Trade Offs
Most retailers weighed the benefits of each interaction based on their basic needs (ex: quality of the food, distribution frequency etc.), the requirements of their customers (ex: affordability or organic etc.) and their priorities of “nice to have’s” (ex: dry farming techniques, support of a variety of farmers, etc.). Because we interviewed such a range of retailers with a variety of consumers, we found that priorities varied. For example, while R3 stated “We want to go organic, but our main thing is going local;” another retailer, R7 noted, “Nutritional foundation…that is our number one priority, to offer balanced wholesome meals and then sourcing and environmental impact, and that impact on the health of the greater community is important.” R8, a distributor, explained that she first looks to make sure her purveyor is "local," then examines what packaging is used, then looks at the pricing per lb, and then considers the size of the farm. Each of these elements is weighed according to the specific circumstance of the farm, in a qualitative fashion. Although most retailers made commitments to the people behind the food and the practices that those people implement, one commitment would not always trump the other.
During interviews different retailers each explored unique avenues of their criteria. Some mentioned their distrust in certification and their willingness to believe a producer who they trusted. R1 said: “First is quality and taste. I mean organic is definitely a plus but I know that a lot of the farms I am working with are beyond organic and a lot of them don’t get certified since it’s so time consuming. For the eggs – that’s always…I find the eggs to be the most difficult thing, there’s so much confusion over all the different labels…the best ones are the ones you get from the farm, they are truly free range. A lot of the time the labels are misleading. I don’t follow labels as much as I follow talking to the farmers directly. The same goes for livestock and how they are raised. I know there are labels though like pastured and grass fed and free range.”
Others discussed the meaning of local. R2 said: “It [local food] supports the local economy, theoretically is greener, it will be fresher and more in season and the flavor of this land we’re on and that is what we want to be serving. For produce is really where I am the most strict about trying to get stuff. I don’t really have a mile meter—but could you drive there and back in a day? But there are other things you just can’t get locally.”

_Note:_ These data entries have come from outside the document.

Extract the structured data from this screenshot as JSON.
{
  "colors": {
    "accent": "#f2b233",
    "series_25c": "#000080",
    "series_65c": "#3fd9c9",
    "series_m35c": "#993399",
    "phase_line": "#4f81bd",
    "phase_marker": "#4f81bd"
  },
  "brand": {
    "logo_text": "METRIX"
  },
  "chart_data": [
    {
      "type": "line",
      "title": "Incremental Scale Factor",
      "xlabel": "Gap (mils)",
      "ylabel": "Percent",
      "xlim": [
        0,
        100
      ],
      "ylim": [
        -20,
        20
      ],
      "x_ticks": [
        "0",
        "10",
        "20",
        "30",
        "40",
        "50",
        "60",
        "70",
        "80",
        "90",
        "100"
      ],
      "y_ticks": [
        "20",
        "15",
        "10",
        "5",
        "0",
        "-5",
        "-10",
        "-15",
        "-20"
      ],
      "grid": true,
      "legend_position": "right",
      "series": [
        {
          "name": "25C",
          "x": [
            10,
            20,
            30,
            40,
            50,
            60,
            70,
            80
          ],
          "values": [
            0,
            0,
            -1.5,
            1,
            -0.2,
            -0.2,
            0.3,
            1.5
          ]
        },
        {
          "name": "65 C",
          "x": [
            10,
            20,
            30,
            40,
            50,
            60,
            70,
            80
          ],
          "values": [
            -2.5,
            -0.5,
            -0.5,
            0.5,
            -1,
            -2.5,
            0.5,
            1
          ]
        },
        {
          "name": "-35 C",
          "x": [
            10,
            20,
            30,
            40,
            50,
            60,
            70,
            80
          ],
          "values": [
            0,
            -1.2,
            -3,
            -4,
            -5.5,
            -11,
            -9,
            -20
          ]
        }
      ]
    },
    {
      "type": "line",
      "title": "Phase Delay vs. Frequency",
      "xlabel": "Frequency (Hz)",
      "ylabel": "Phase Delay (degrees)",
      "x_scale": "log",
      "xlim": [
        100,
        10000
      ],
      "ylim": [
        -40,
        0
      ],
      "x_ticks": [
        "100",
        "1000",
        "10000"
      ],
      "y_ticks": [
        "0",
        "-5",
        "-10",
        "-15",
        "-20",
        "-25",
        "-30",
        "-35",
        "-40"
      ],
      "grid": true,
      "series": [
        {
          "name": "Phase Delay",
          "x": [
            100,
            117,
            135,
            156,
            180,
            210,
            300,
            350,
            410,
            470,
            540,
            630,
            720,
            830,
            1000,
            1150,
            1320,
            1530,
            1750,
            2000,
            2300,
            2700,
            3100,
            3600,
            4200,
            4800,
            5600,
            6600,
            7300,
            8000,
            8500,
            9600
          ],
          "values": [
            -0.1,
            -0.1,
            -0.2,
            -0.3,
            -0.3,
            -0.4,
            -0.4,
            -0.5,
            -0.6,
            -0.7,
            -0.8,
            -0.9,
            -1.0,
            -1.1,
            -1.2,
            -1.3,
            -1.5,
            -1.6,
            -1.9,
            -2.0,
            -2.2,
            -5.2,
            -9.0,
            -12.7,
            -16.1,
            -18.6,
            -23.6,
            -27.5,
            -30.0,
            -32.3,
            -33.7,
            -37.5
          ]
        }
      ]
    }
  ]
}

Still others discussed how they were willing to support local economies (craft industries) in other areas of the world to get the best Parmesan cheese or olive oil. However, some retailers were not. R5 explained her philosophy: “I vote with my dollars that way…I am not interested in factory organic, Australian organic. We are so interested in our local organic farms and we’re so lucky here.” Everyone had a reason for their decision, like R18 who said, "You buy whatever you can, as close to home as you can, as much of the time as you can. Then you run into problems about servicing your customers, and if your customer wants blueberries from Chile in the wintertime than who am I to tell them that's wrong?”
Sometimes their decision depended on the type of food, R2 explained: “Meat is far more complicated than produce. There are grazing animals and not grazing animals, and in CA we have a lot of grassland…and here that is easy for us to do. But pork, that is a whole other issue, because pigs eat corn. (They don’t have to eat grain but you cannot support a large scale pig farm on leftover apples and carrot tops and diet makes a huge difference in the quality of the meat in the end.) Eight times the weight of the pig had to come here or we can just ship the pig here. Out there, that is what those folks do in the Midwest…just like that grandma who knows how to make pasta [in Italy]. They have an entire infrastructure set up; nothing goes to waste. There is a company that turns intestines into sausages etc. No part of that animal goes to waste…that is another part of respecting your food. In California we don’t have that infrastructure. To go to slaughter we/they have to travel three hours up the coast- and there is no person to turn the hide into something and make lard etc…”
Most had a plethora of reasons for each choice. On sourcing locally, retailers noted that despite the difficulties of sourcing locally, they enjoyed the experience. “It challenges you to cook it and use it in a different way. It makes it interesting, that’s kind of the beauty of working with fresh produce, it’s different every day…probably more dramatically than meat or fish, it really varies a lot as the weeks go on” (R2). Others mentioned how they enjoyed sourcing locally, because daily variety and seasonal cooking kept the chefs entertained. “There's a certain amount of nerve that it takes to put something on the menu when it hasn't arrived yet” “that's part of what I get paid for…being able to figure out what we should do” (R9).
A few retailers mentioned that they disliked wasting food or packaging. "I like to buy products that are not in plastic bags" (R8). "It is really satisfying when we're actually using up what we're ordering... it doesn't feel good when you go to all this work to get these fresh ingredients and then they languish in the walk-in" (R4). "Just to like be in balance and not create more waste…the less we use the less that people have to make…we want to be organic and biodynamic and not just use it up to use it up” (R8).
We found that, as R2 stated, there is "No 100% black and white answer" to what people passionate about food are willing to use, whether as "quality cheese" or "local produce." Instead the decision system distributors and chefs use to choose what to use involves a series of priorities, tradeoffs, and an intimate understanding of the issues surrounding that specific type of food and the circumstance of the producer who provided it.